The timing is unclear, but sponsors of the housing bill, Sens. Tim Scott (R-SC) and Elizabeth Warren (D-Mass.), are aware of the Marshall-Durbin desire to offer an amendment, said Doug Kantor, who has advocated for the CCCA as general counsel for the National Association of Convenience Stores. Warren has previously supported capping credit card fees.
“I think [Scott and Warren] are fully aware that the sponsors of the CCCA will take any opportunity that is presented to them,” Kantor said in an interview Wednesday. “We’re sort of waiting to hear.”
A spokesperson for Durbin’s office didn’t immediately respond to a request for comment.
”Senator Marshall has always fought for Main Street over Wall Street, and his Credit Card Competition Act would break up the Visa-Mastercard duopoly and lower the hidden swipe fees that drive up prices for American families,” Marshall’s communications director, Payton Fuller, said by email. “These fees are baked into everyday purchases and are estimated to cost consumers 1–2% more on essentials like gas and groceries,” he contended.
Marshall and Durbin have been pushing the legislation for several years, after teaming up in 2022. They also tried to attach it last year to the Genius Act, a bill that passed and allowed for a regulatory structure for stablecoins.
The legislation would help retailers, restaurants and other merchants by forcing banks that issue credit cards to make sure there was an alternative to Visa and Mastercard available for processing credit card transactions.
Visa, the largest U.S. network, and No. 2 Mastercard, dominate the industry, controlling about 77% of the market in the U.S. credit card market, according to the research firm Nilson Report. The card networks receive a slice of the fees that are paid by merchants every time a consumer swipes a credit card.
Durbin and Marshall reintroduced the CCCA bill in January after President Donald Trump backed the legislation in a social media post that praised Marshall and called interchange “Swipe Fee ripoff.” Trump has backed their bill alongside a bid to cap credit interest rates as well.
Nonetheless, banks have long fought any campaigns to reduce the fees that they and the card networks reap from card transactions. They’ve dug in on the current CCCA battle.
The Electronic Payments Coalition, which represents banks and networks, lambasted the latest effort to move forward the CCCA bill, which it calls a “credit card mandate.”

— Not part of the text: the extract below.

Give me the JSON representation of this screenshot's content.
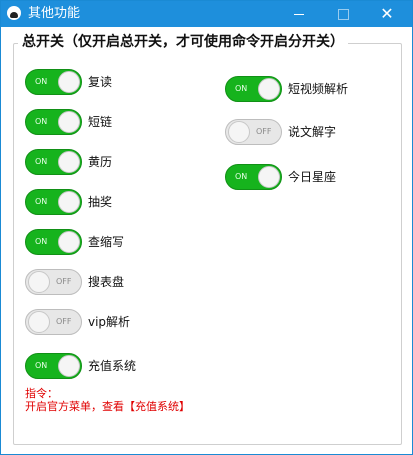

“Groundhog Day might have been last month, but Senators Durbin and Marshall are replaying the same failed script – desperately trying to jam their economy-crushing credit card mandates onto any bill moving through Congress,” EPC Executive Chairman Richard Hunt said in a statement Tuesday.
The other side is up for a fight. Marshall and Durbin are “open to any opportunity to get a vote and feel like the banks can’t duck this vote forever,” Kantor said.